Type instability in FLoop reduction

I’m attempting to speed up a residual computation function with FLoops but am getting some type instability. The resid_simple function is the version that uses LinearAlgebra the allocations make it slow. The Floops version is faster, but I would like to eliminate the type instability.

using FLoops
using LinearAlgebra

function resid_simple(stage1::AbstractArray{T}, stage2::AbstractArray{T}) where{T <: AbstractFloat}
    stage1_denom = norm(stage1 , 2) 
    if isinf(stage1_denom) || iszero(stage1_denom)
        resid = NaN
    else
        resid = norm(stage2 .- stage1, 2) / stage1_denom
    end
    resid
end

function resid(stage1::AbstractArray{T}, stage2::AbstractArray{T}) where{T <: AbstractFloat}

    numerator = zero(T)
    stage1_denom = zero(T)

    @floop for I in CartesianIndices(stage1)
        a = stage1[I]^2
        @reduce(stage1_denom += a)
    end
    stage1_denom = sqrt(stage1_denom)

    if isinf(stage1_denom) || iszero(stage1_denom)
        resid = 0.0
    else
        @floop for I in CartesianIndices(stage1)
            a = (stage2[I] - stage1[I])^2
            @reduce(numerator += a)
        end
        resid = sqrt(numerator) / stage1_denom
    end
    resid
end

U = rand(4, 10_000, 10_000);
Unp1 = rand(4, 10_000, 10_000);

ρ = @view U[1,:,:];
ρnp1 = @view Unp1[1,:,:];

@code_warntype resid(ρ,ρnp1)

This gives shows some type instability on the resid, numerator and stage1_denom variables.

Variables
  #self#::Core.Const(resid)
  stage1::SubArray{Float64, 2, Array{Float64, 3}, Tuple{Int64, Base.Slice{Base.OneTo{Int64}}, Base.Slice{Base.OneTo{Int64}}}, true}
  stage2::SubArray{Float64, 2, Array{Float64, 3}, Tuple{Int64, Base.Slice{Base.OneTo{Int64}}, Base.Slice{Base.OneTo{Int64}}}, true}
  @_4::Union{}
  @_5::Union{}
  resid::Any
  numerator::Any
  grouped_accs#270::Any
  result#269::Any
  __##combine_function#268::var"#__##combine_function#268#6"
  __##reducing_function#267::var"#__##reducing_function#267#5"{SubArray{Float64, 2, Array{Float64, 3}, Tuple{Int64, Base.Slice{Base.OneTo{Int64}}, Base.Slice{Base.OneTo{Int64}}}, true}, SubArray{Float64, 2, Array{Float64, 3}, Tuple{Int64, Base.Slice{Base.OneTo{Int64}}, Base.Slice{Base.OneTo{Int64}}}, true}}
  __##oninit_function#266::var"#__##oninit_function#266#4"
  stage1_denom::Any
  grouped_accs#263::Any
  result#262::Any
  __##combine_function#261::var"#__##combine_function#261#3"
  __##reducing_function#260::var"#__##reducing_function#260#2"{SubArray{Float64, 2, Array{Float64, 3}, Tuple{Int64, Base.Slice{Base.OneTo{Int64}}, Base.Slice{Base.OneTo{Int64}}}, true}}
  __##oninit_function#259::var"#__##oninit_function#259#1"
  @_19::Any

Body::Any

How do I get rid of this? I’m running Julia 1.6 with FLoops v0.1.10.

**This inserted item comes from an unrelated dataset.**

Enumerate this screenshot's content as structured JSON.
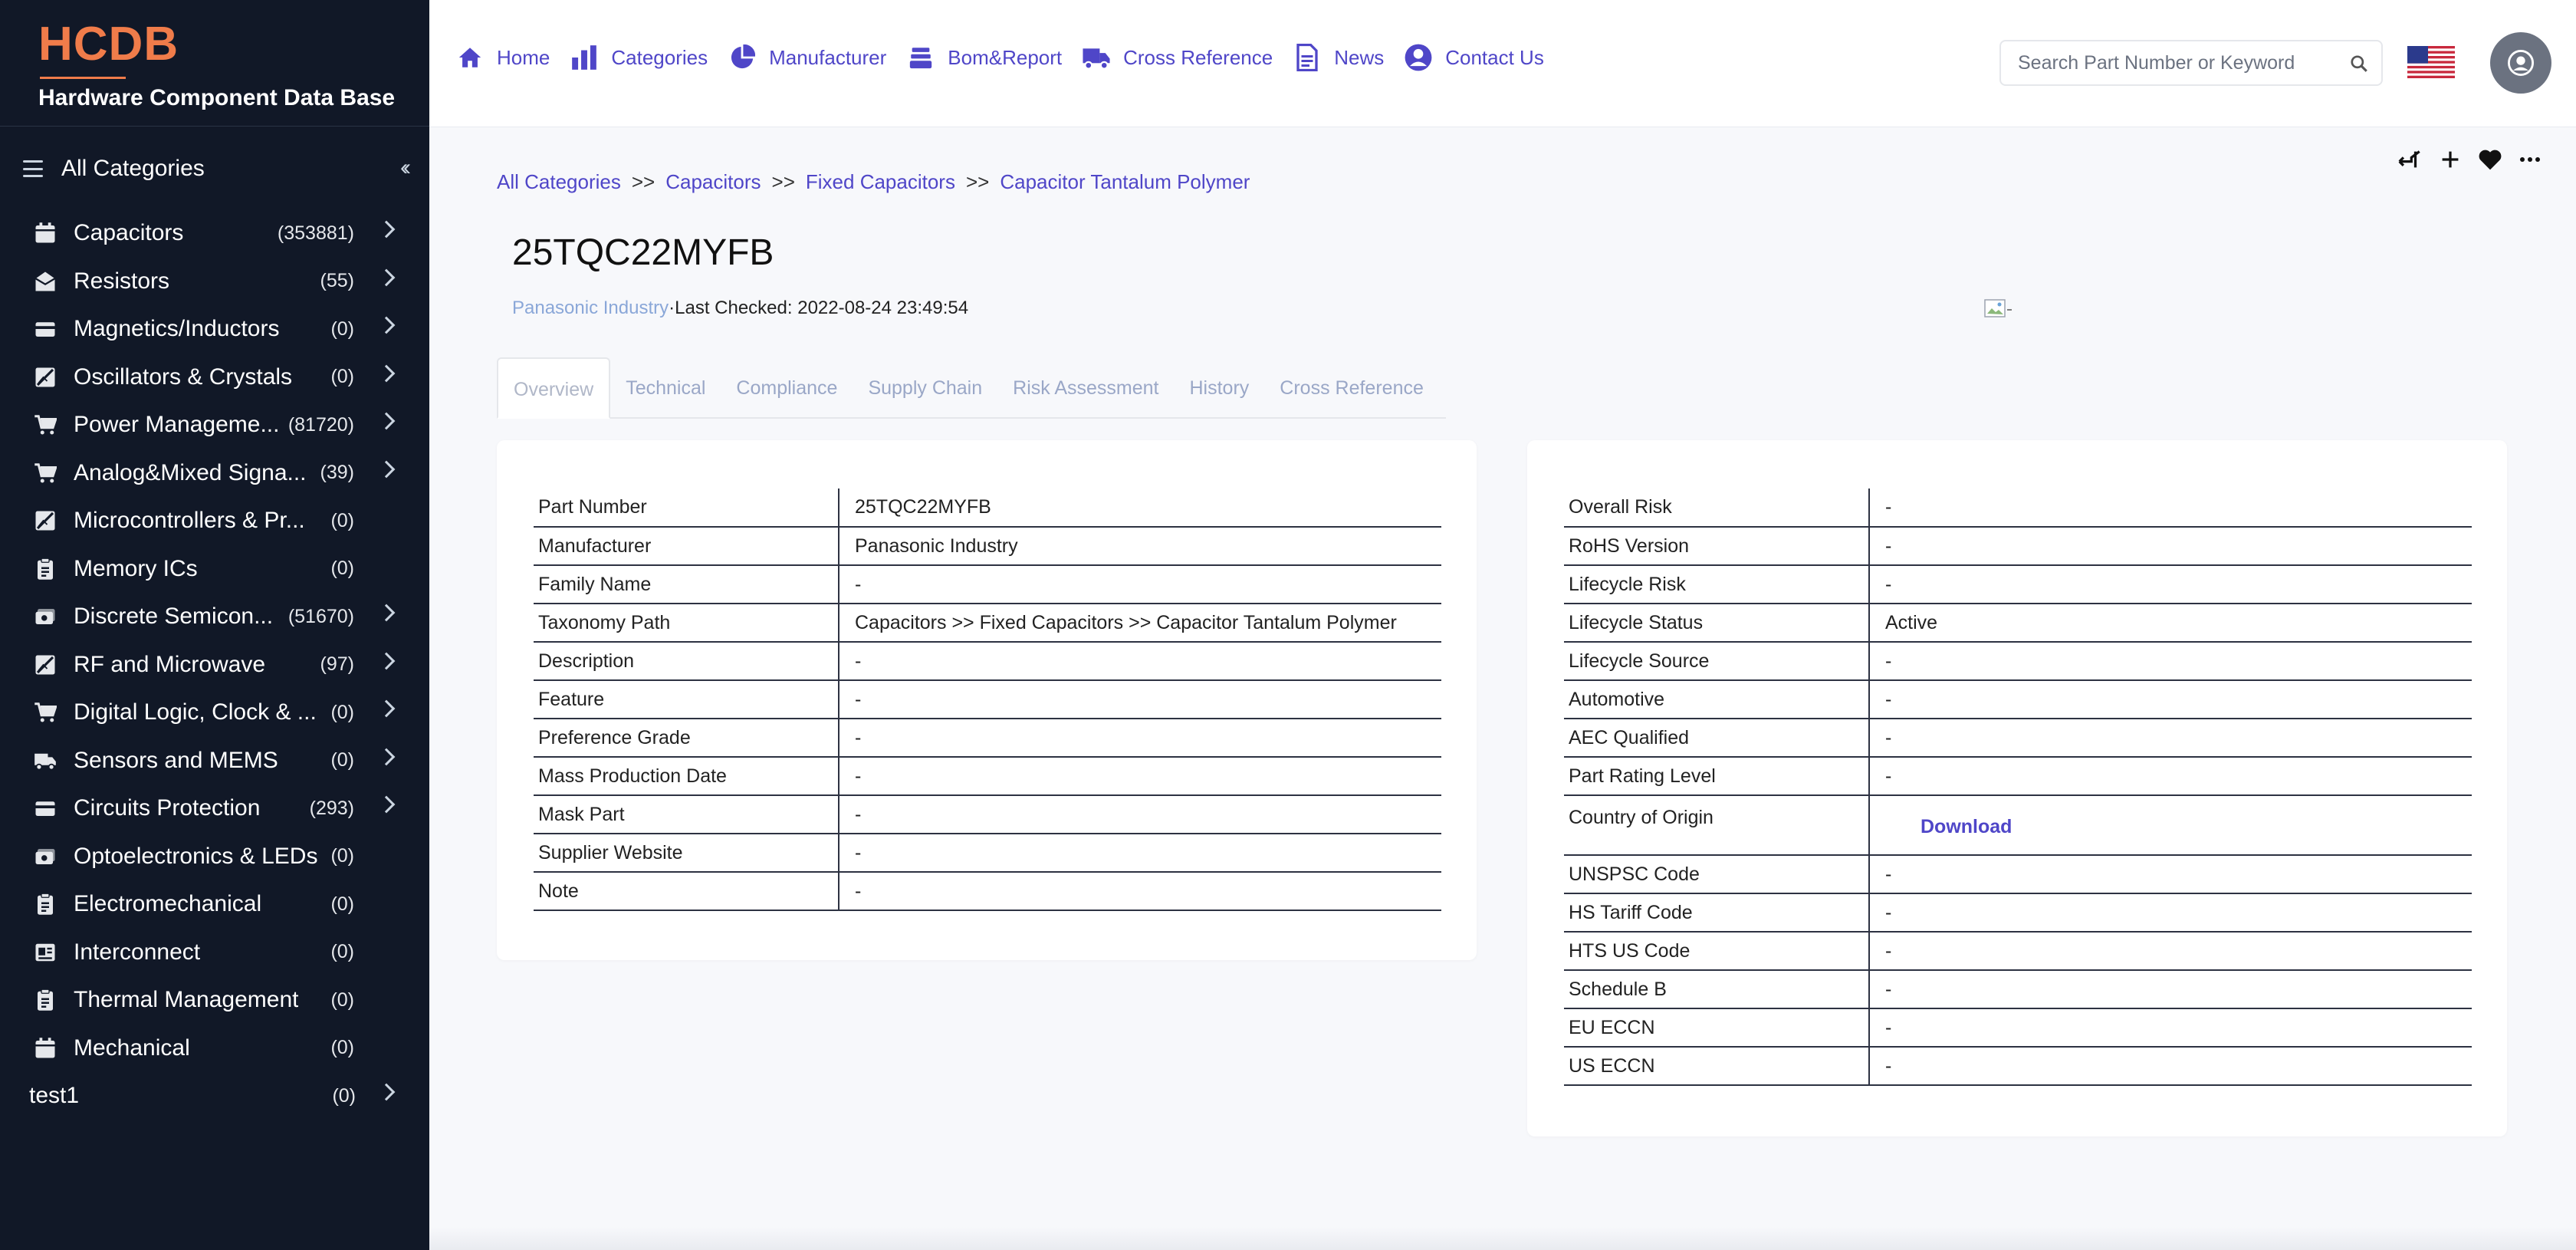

You can use specify the identity element of + using @reduce(stage1_denom = zero(T) + a) and @reduce(numerator = zero(T) + a). This often helps resolving type instability.

Ok, I tried your suggestion, but still see the same instabilities. I updated to FLoops v0.1.11 as well, but that made no difference.

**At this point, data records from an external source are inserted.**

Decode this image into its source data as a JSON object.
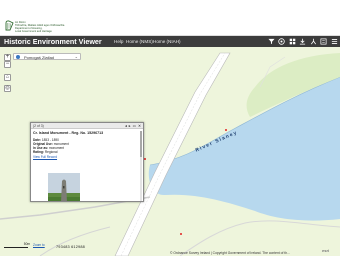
{
  "banner": {
    "dept_lines": [
      "An Roinn",
      "Tithíochta, Rialtais Áitiúil agus Oidhreachta",
      "Department of Housing,",
      "Local Government and Heritage"
    ]
  },
  "app": {
    "title": "Historic Environment Viewer",
    "nav": [
      "Help",
      "Home (NMS)",
      "Home (NIAH)"
    ],
    "tools": [
      "filter-icon",
      "basemap-icon",
      "layers-icon",
      "download-icon",
      "measure-icon",
      "print-icon",
      "menu-icon"
    ]
  },
  "map": {
    "layer_select": "Pomogaš Zlatlad",
    "zoom_in": "+",
    "zoom_out": "−",
    "home": "⌂",
    "locate": "◎",
    "river_label": "River Slaney",
    "scale_label": "50m",
    "coords": "793483 612988",
    "attribution": "© Ordnance Survey Ireland | Copyright Government of Ireland. The content of th...",
    "esri": "esri"
  },
  "popup": {
    "pager": "(2 of 3)",
    "title": "Cr. Island Monument - Reg. No. 15296713",
    "fields": [
      {
        "label": "Date:",
        "value": "1853 - 1890"
      },
      {
        "label": "Original Use:",
        "value": "monument"
      },
      {
        "label": "In Use as:",
        "value": "monument"
      },
      {
        "label": "Rating:",
        "value": "Regional"
      }
    ],
    "more": "View Full Record",
    "zoom": "Zoom to"
  }
}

Ah, actually, the type instability in the caller is expected since fetch(::Task) is not inferrable. In Julia 1.8 maybe I can fix this properly. Internally (i.e., the basecase reductions running on each task), there should be no type instability. Meanwhile, maybe you can just do stage1_denom = sqrt(stage1_denom::T) or stage1_denom = sqrt(convert(T, stage1_denom)) etc. to improve the stability of the user code of resid.

Would it be possible to parametrize Task{OutputType}?

I don’t think we can provide such API since OutputType depends on the type inference specificity. Rather, what can be implemented is that, if the compiler can figure out the exact code corresponding to a fetch call, it can insert a type assert for the return value of fetch.

Adding stage1_denom::T = sqrt(stage1_denom) gets rid of the type instability on stage1_denom, but it doesn’t significantly change the runtime. I’ve compared against a version that uses @tturbo from LoopVectorization.jl and the runtime is comparable. It doesn’t appear that the type instability hampers the runtime in this case. I may be wrong, but I’ll move on.

Thanks for your help!